奔訳 白牙31

2017/03/11 23:07

第四章

世界の壁

母親が狩のために巣を離れるようになったが、その頃には、仔は出口へ近づくことが禁じられている訳をよく理解するようになっていた。これまで何度となく母親の鼻先や前足で制されていたからというだけではなく、彼の中に恐怖の感情が芽生えはじめていたからである。これまで、短いながらも洞窟での生活で彼が実際に怖い目にあったことはなかった。しかし、恐怖の感情は疑うべくもなく彼の中に存在していた。それは、これまで何千という数の彼の祖先たちを通して伝わってきたものだった。それは、片目と雌狼から直接的には伝えられたものであったが、その彼らにしても遠い遠い狼の祖先たちから受け継いできたのである。恐怖! それは野生の遺産であり、どのような生き物であれ、それを甘美なポタージュに変えることはできないのだ。
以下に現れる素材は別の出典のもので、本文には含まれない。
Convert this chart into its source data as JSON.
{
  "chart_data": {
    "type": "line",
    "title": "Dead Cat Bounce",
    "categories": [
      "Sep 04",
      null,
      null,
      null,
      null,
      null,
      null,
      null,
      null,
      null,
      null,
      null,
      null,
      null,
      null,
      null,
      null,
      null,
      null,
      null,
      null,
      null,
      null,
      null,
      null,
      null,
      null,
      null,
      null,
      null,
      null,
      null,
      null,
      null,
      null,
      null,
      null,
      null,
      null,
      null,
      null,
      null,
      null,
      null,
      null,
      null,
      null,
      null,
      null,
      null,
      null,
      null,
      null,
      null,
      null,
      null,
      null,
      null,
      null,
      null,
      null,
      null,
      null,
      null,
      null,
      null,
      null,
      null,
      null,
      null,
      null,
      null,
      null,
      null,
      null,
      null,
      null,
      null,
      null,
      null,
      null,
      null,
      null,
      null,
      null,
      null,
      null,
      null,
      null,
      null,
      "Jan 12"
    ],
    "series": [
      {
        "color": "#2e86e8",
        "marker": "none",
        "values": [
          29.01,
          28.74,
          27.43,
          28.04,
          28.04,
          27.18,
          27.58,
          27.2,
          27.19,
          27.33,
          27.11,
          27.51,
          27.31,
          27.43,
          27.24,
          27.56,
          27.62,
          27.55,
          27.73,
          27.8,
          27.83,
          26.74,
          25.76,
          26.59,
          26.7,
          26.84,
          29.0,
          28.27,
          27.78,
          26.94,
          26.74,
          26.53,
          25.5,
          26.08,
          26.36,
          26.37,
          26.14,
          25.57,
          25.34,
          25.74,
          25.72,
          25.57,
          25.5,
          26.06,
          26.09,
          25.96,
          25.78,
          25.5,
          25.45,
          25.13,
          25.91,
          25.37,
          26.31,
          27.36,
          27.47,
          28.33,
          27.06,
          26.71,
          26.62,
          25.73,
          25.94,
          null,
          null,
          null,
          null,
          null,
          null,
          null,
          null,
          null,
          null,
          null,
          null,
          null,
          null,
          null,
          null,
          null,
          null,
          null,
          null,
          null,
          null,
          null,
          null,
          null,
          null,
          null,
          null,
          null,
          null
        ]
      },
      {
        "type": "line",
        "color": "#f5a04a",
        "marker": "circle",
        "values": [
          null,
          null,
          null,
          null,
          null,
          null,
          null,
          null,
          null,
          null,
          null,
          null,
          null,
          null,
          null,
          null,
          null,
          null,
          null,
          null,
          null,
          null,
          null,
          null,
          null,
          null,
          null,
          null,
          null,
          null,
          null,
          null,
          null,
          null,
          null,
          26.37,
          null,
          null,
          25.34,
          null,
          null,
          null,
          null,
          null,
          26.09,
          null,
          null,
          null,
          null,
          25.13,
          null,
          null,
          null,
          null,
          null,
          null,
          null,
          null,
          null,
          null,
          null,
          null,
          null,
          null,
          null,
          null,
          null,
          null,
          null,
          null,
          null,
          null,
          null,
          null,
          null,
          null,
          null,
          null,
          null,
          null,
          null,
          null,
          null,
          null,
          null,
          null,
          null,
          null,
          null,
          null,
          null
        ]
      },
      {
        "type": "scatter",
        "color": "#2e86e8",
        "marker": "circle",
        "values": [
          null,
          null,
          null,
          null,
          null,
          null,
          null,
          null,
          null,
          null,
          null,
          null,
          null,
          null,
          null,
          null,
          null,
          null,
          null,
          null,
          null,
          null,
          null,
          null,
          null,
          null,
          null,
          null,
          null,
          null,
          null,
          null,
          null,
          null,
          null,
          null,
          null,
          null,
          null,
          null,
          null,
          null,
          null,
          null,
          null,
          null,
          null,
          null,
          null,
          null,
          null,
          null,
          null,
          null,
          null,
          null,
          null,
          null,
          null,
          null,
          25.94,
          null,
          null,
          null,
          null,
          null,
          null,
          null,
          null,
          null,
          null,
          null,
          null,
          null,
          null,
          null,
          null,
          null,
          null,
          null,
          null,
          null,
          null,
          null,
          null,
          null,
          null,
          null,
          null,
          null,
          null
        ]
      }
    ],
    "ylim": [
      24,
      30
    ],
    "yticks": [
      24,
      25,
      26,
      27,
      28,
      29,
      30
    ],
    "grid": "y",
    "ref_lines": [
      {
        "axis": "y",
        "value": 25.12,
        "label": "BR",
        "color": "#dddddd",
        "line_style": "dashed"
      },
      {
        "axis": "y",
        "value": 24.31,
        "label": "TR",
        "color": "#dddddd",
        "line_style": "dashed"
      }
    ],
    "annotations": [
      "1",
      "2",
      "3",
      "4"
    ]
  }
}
よって、灰色の仔も恐怖を知っていたが、それが何によるものかは知らなかった。おそらく彼は、それを人生における一つの制限として受け入れたのかも知れない。なぜなら、彼はそのような制限があることを既に学んでいたからである。飢餓を経験し、その飢えをどうすることもできないとき、彼は制限を感じた。洞窟の硬い壁、母親の鼻による鋭い押し戻しや前足での強い打撃、何度かの飢饉による満たされない空腹が、この世界が思うようにならないものであるということを教え、それが人生における規制であり制限であるということを学ばせたのである。規制や制限というのは法であった。これに従うことによってこそ痛みを避け幸福を得ることができるのである。

彼は、人間のようにはこのことについて疑問を持たなかった。ただ彼は、痛みを伴うものと伴わないものとに物事を分類するだけだったのである。そして、それが痛みを伴うものであれば規制と制限により避け、人生の報酬としての幸福という果実を楽しむことを選び取った。